In his Sermon Jesus gives two reasons to unlearn the pervasive habit of worry. One is practical: “Can any one of you by worrying add a single hour to your life?” he asks (Matthew 6:27). No. So, “Do not worry about tomorrow. . . . Each day has enough trouble of its own” (v. 34). Give up on a strategy that just doesn’t work.

His second reason is theological: to worry is to forget God’s activity in our lives. To make his point, Jesus leads us through a guided meditation on the natural world. Instead of worrying about our needs, he says:

Look at the birds of the air; they do not sow or reap or store away in barns, and yet your heavenly Father feeds them. Are you not much more valuable than they?

See how the flowers of the field grow. They do not labor or spin. Yet I tell you that not even Solomon in all his splendor was dressed like one of these. If that is how God clothes the grass of the field, which is here today and tomorrow is thrown into the fire, will he not much more clothe you—you of little faith? (Matthew 6:25–26, 29–30).

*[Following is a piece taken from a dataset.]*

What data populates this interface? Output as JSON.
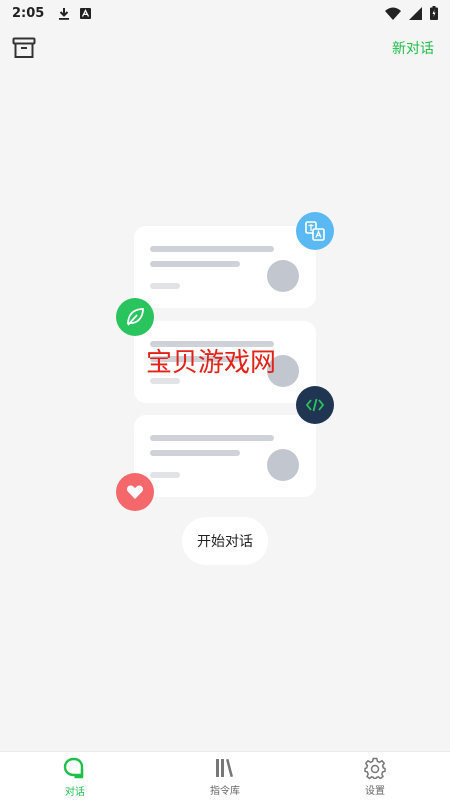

Watch the wrens and the sparrows; see how God “feeds” them. Look how beautifully “dressed” the fields are with their daisies and dandelions. Look—God is active right now, providing for creation. He is active in your life too. He will look after you.

God is active right now, providing for creation. He is active in your life too.

It can be helpful to follow Jesus’ advice literally here. How about setting aside time this week for an unhurried walk in nature? You could set out slowly, feeling each footstep on the path, relaxing your body by breathing slowly and deeply. Then you could intentionally start noticing your surroundings—the sun and its warmth on your skin, the breeze and its gentle touch on your face, the rustling leaves, the birdsongs. Watch creation flourish without you doing a thing. Then bring whatever it is that’s vexing you to God, confident that…

…your heavenly Father knows that you need them. But seek first his kingdom and his righteousness, and all these things will be given to you as well. (Matthew 6:31–33).

Jesus helps us manage the hopes, cries, and worries of the heart. And a healthy heart is our first step towards finding strength.